Algunas de ellas anunciaron que el Departamento de Educación de los Estados Unidos acordó revisar un reporte de unos cien casos, incluidos los suyos.
“La forma en que han manejado mi caso, me hizo sentir violada por segunda vez”, expresó Tucker Reed, fundadora del grupo Students Coalition Against Rape (SCAR), quien dijo fue violada por un compañero de USC en diciembre del 2012.
“No recibimos los mismos derechos que nuestros atacantes en el proceso”, alegó y aseguró no ser la única. Dijo conocer a muchas compañeras de la universidad que han pasado por la misma situación.
Una estudiante involucrada en la queja contra USC declaró anónimamente a The Associated Press que un detective le dijo que la policía del campus determinó que no hubo violación en su caso porque el presunto agresor no tuvo un orgasmo. Esa fue la razón, explicó, por la que su caso no fue referido al Departamento de Policía de LA.
“Porque él se detuvo, no fue violación”, contó la estudiante. “Aunque su pene haya penetrado tu vagina, porque se detuvo, no fue un crimen”.

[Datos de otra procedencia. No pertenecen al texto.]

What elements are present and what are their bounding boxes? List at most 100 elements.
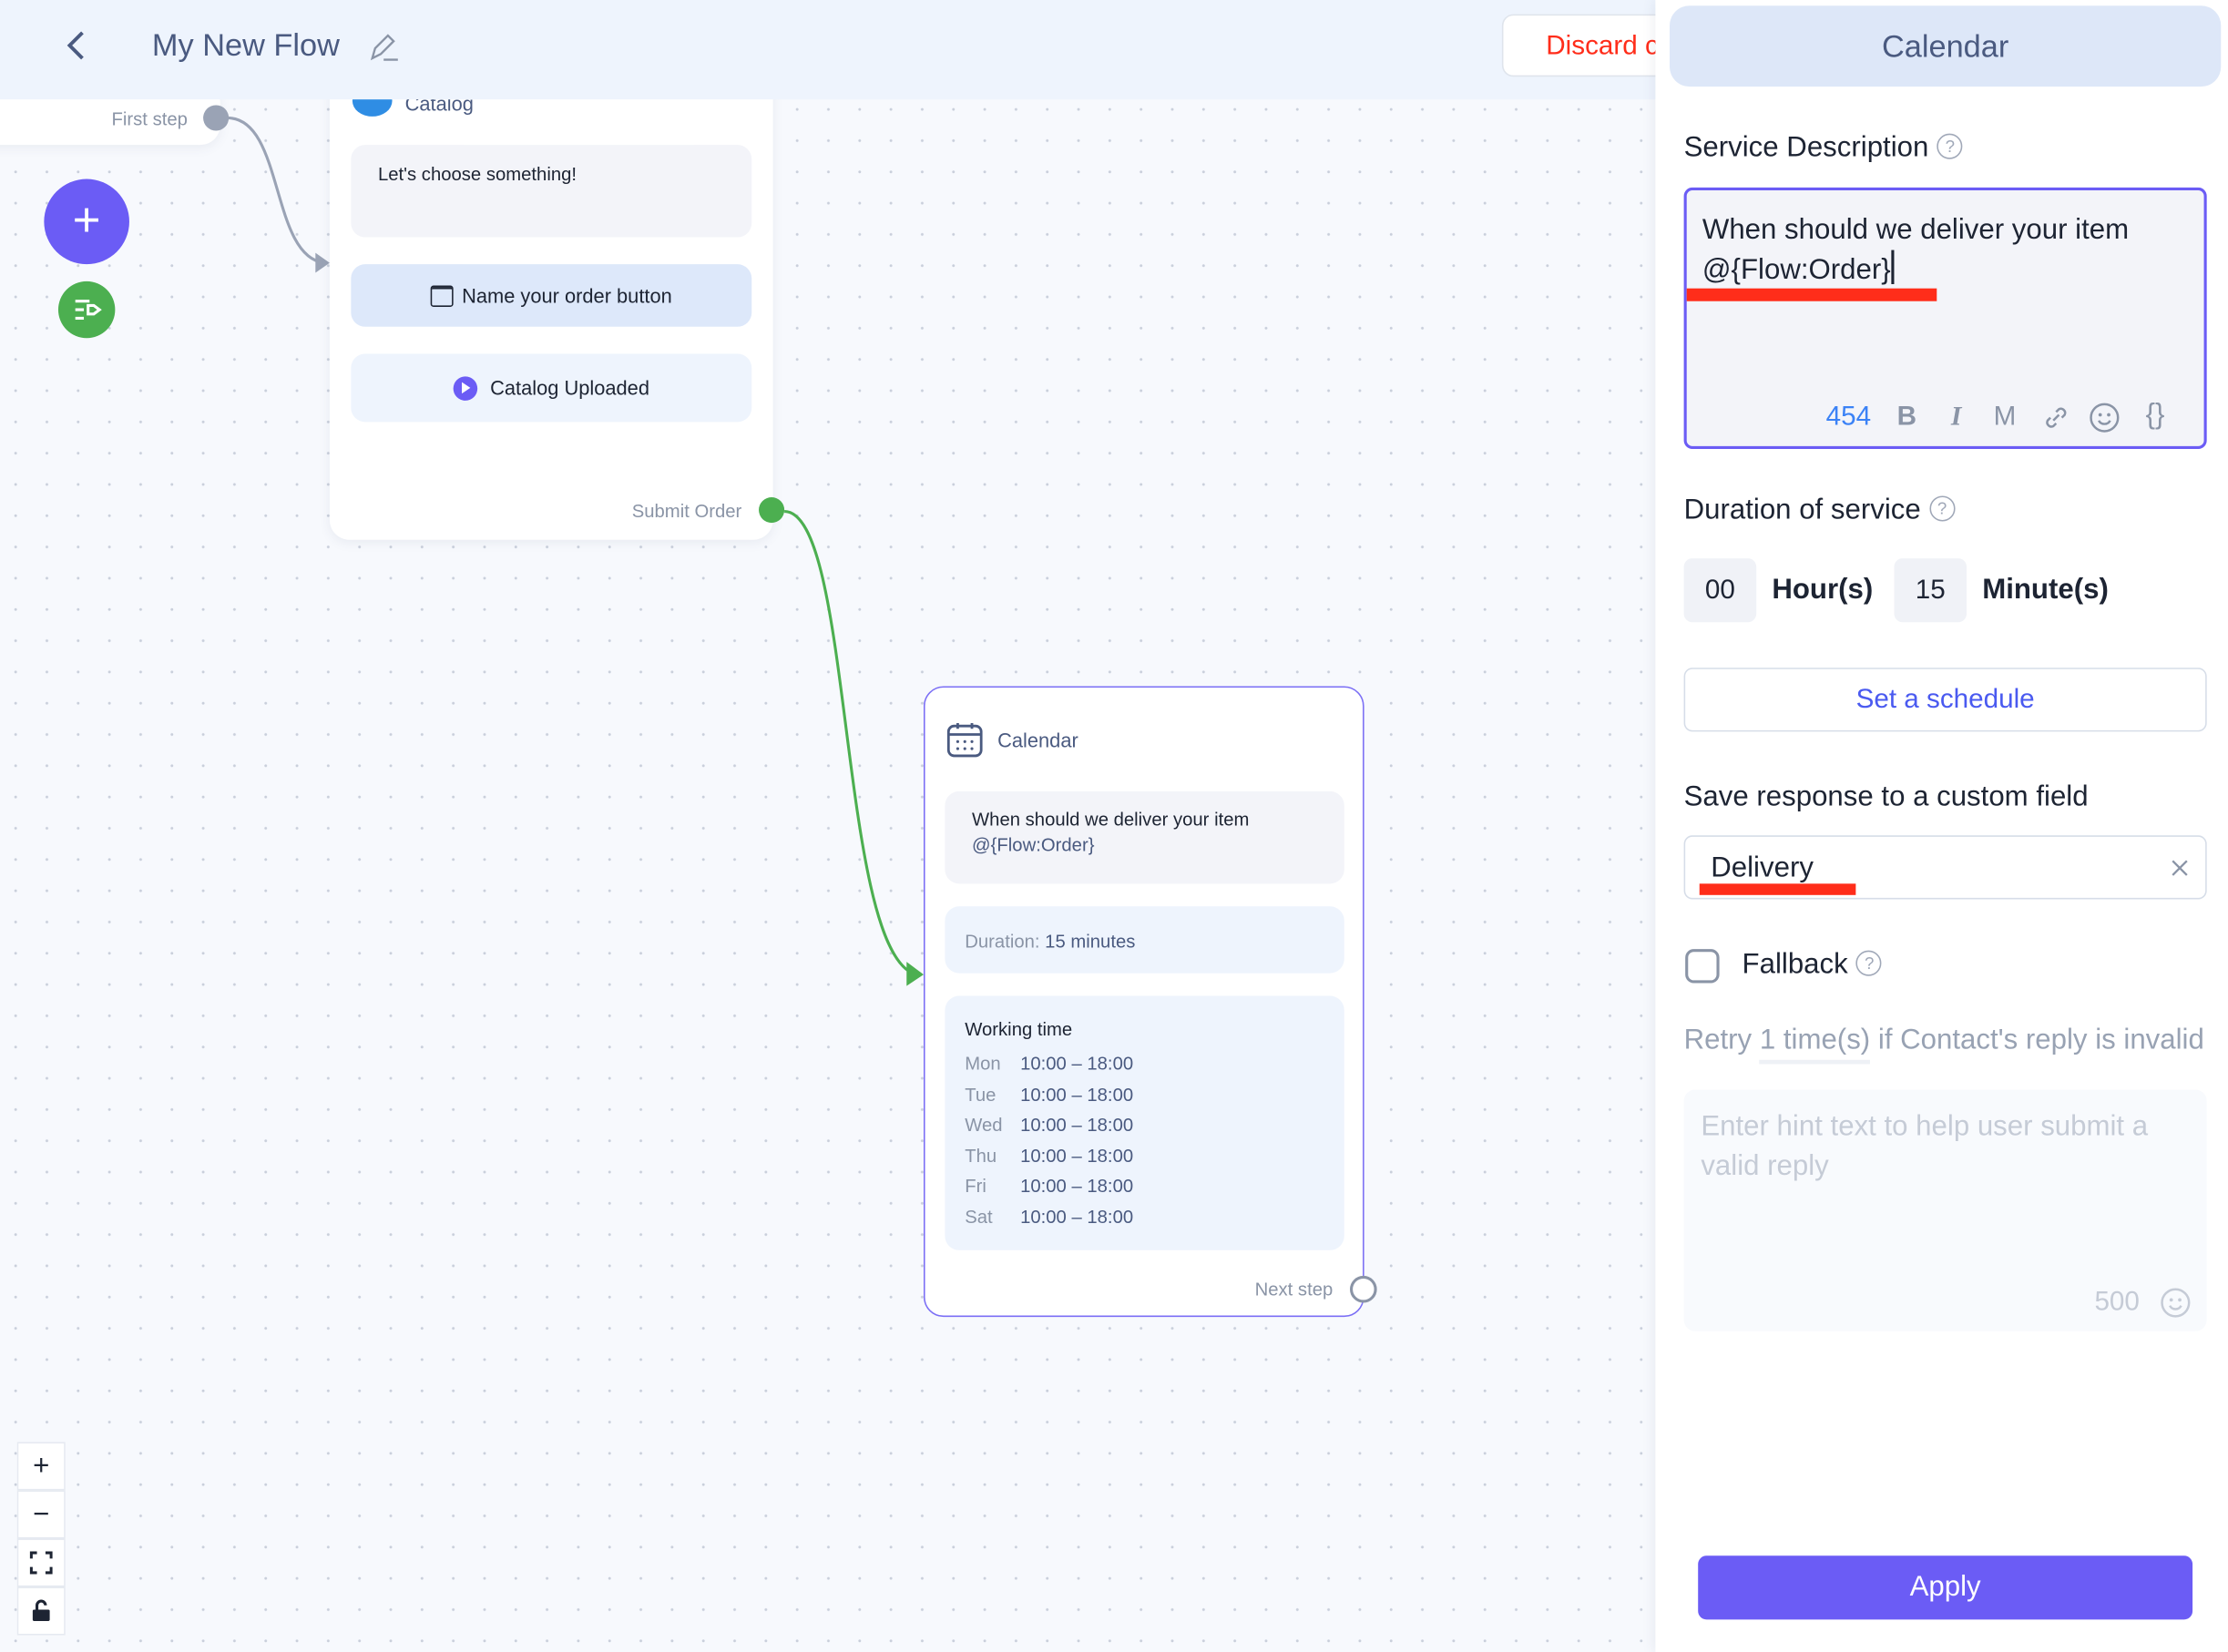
minutes-input[interactable]: 15 [1894,558,1967,623]
connectors [227,116,924,986]
calendar-node-title: Calendar [997,729,1078,752]
calendar-node[interactable]: Calendar When should we deliver your ite… [923,686,1364,1318]
schedule-hours: 10:00 – 18:00 [1020,1114,1134,1136]
fullscreen-icon [29,1551,53,1575]
service-description-variable: @{Flow:Order} [1702,254,1891,286]
hours-input[interactable]: 00 [1683,558,1757,623]
schedule-day: Thu [965,1145,997,1167]
minus-icon: − [33,1498,50,1530]
schedule-row: Thu 10:00 – 18:00 [965,1145,1133,1176]
working-time-title: Working time [965,1018,1073,1040]
service-description-line1: When should we deliver your item [1702,214,2130,246]
catalog-node[interactable]: Catalog Let's choose something! Name you… [329,56,773,540]
next-step-label: Next step [1254,1279,1334,1300]
back-chevron-icon[interactable] [63,28,91,62]
emoji-icon[interactable] [2089,402,2120,433]
schedule-row: Wed 10:00 – 18:00 [965,1114,1133,1145]
help-icon[interactable]: ? [1937,133,1963,159]
clear-icon[interactable] [2170,858,2190,878]
char-count: 454 [1825,402,1872,433]
catalog-message-text: Let's choose something! [377,163,577,185]
schedule-hours: 10:00 – 18:00 [1020,1083,1134,1106]
fallback-checkbox[interactable] [1685,949,1720,984]
retry-suffix: if Contact's reply is invalid [1877,1024,2204,1056]
flow-builder: First step + Catalog Let's choose someth… [0,0,2228,1652]
hours-unit: Hour(s) [1772,574,1874,606]
minutes-unit: Minute(s) [1982,574,2109,606]
fit-view-button[interactable] [16,1538,66,1587]
zoom-in-button[interactable]: + [16,1442,66,1491]
schedule-list: Mon 10:00 – 18:00 Tue 10:00 – 18:00 Wed 10:00… [965,1053,1133,1237]
retry-count-input[interactable]: 1 time(s) [1759,1024,1871,1065]
play-icon [453,375,478,401]
retry-text: Retry 1 time(s) if Contact's reply is in… [1683,1024,2204,1065]
schedule-hours: 10:00 – 18:00 [1020,1145,1134,1167]
schedule-day: Tue [965,1083,996,1106]
duration-of-service-label: Duration of service? [1684,495,1956,527]
hint-placeholder: Enter hint text to help user submit a va… [1701,1110,2149,1182]
schedule-day: Wed [965,1114,1003,1136]
hint-char-count: 500 [2094,1287,2140,1318]
variables-button[interactable]: {} [2146,399,2165,432]
calendar-message: When should we deliver your item @{Flow:… [945,790,1344,884]
lock-icon [32,1599,50,1621]
apply-button[interactable]: Apply [1698,1555,2193,1620]
duration-label: Duration: [965,930,1040,953]
hint-text-input[interactable]: Enter hint text to help user submit a va… [1683,1089,2207,1331]
monospace-button[interactable]: M [1994,402,2017,433]
submit-order-port[interactable] [759,497,785,524]
calendar-icon [946,723,983,758]
help-icon[interactable]: ? [1929,495,1956,522]
flow-title: My New Flow [151,26,340,63]
set-schedule-button[interactable]: Set a schedule [1683,668,2207,732]
link-icon[interactable] [2042,403,2070,432]
catalog-message: Let's choose something! [351,145,752,238]
schedule-row: Sat 10:00 – 18:00 [965,1206,1133,1237]
pencil-icon[interactable] [366,30,400,64]
help-icon[interactable]: ? [1856,950,1883,976]
italic-button[interactable]: I [1951,402,1962,433]
text-cursor [1890,250,1894,284]
connector-arrow-green [906,962,924,986]
schedule-row: Fri 10:00 – 18:00 [965,1176,1133,1207]
plus-icon: + [72,193,101,248]
service-description-input[interactable]: When should we deliver your item @{Flow:… [1683,187,2207,449]
name-order-button[interactable]: Name your order button [351,264,752,327]
zoom-out-button[interactable]: − [16,1490,66,1539]
connector-arrow-gray [315,252,330,273]
custom-field-select[interactable]: Delivery [1683,835,2207,900]
schedule-day: Sat [965,1206,993,1228]
lock-button[interactable] [16,1586,66,1636]
name-order-button-label: Name your order button [462,284,672,307]
first-step-label: First step [111,107,188,129]
settings-panel: Calendar Service Description? When shoul… [1655,0,2228,1652]
bold-button[interactable]: B [1897,402,1916,433]
top-bar: My New Flow Discard changes [0,0,1747,100]
connector-first-step [227,116,324,265]
calendar-message-variable: @{Flow:Order} [972,833,1095,856]
red-underline-annotation [1686,288,1937,301]
calendar-message-line1: When should we deliver your item [972,808,1250,831]
red-underline-annotation [1699,883,1856,895]
add-step-button[interactable]: + [44,178,129,265]
catalog-uploaded-label: Catalog Uploaded [490,376,649,400]
working-time: Working time Mon 10:00 – 18:00 Tue 10:00 – … [945,995,1344,1250]
submit-order-label: Submit Order [631,500,742,522]
schedule-row: Mon 10:00 – 18:00 [965,1053,1133,1084]
window-icon [430,284,454,307]
schedule-hours: 10:00 – 18:00 [1020,1052,1134,1075]
flow-start-icon [75,300,102,320]
plus-icon: + [33,1449,50,1482]
next-step-port[interactable] [1350,1275,1377,1303]
schedule-row: Tue 10:00 – 18:00 [965,1084,1133,1115]
custom-field-label: Save response to a custom field [1683,780,2089,813]
first-step-port[interactable] [203,105,230,131]
catalog-uploaded[interactable]: Catalog Uploaded [351,353,752,423]
retry-prefix: Retry [1683,1024,1753,1056]
fallback-label: Fallback? [1743,949,1883,982]
emoji-icon[interactable] [2160,1287,2191,1318]
duration-summary: Duration: 15 minutes [945,906,1344,974]
schedule-day: Mon [965,1052,1001,1075]
duration-value: 15 minutes [1045,930,1136,953]
trigger-button[interactable] [57,280,116,339]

“Es increíble que corran a un estudiante por copiar una tarea, pero no por violar sexualmente”, destacó Reed.
“Mantener la reputación de la universidad no debería ser más importante que el bienestar de los estudiantes”, sostuvo Guerra y dijo conocer varias jóvenes que prefieren no reportar el crimen por temor a represalias de las autoridades escolares. “El sistema está mal”, añdió.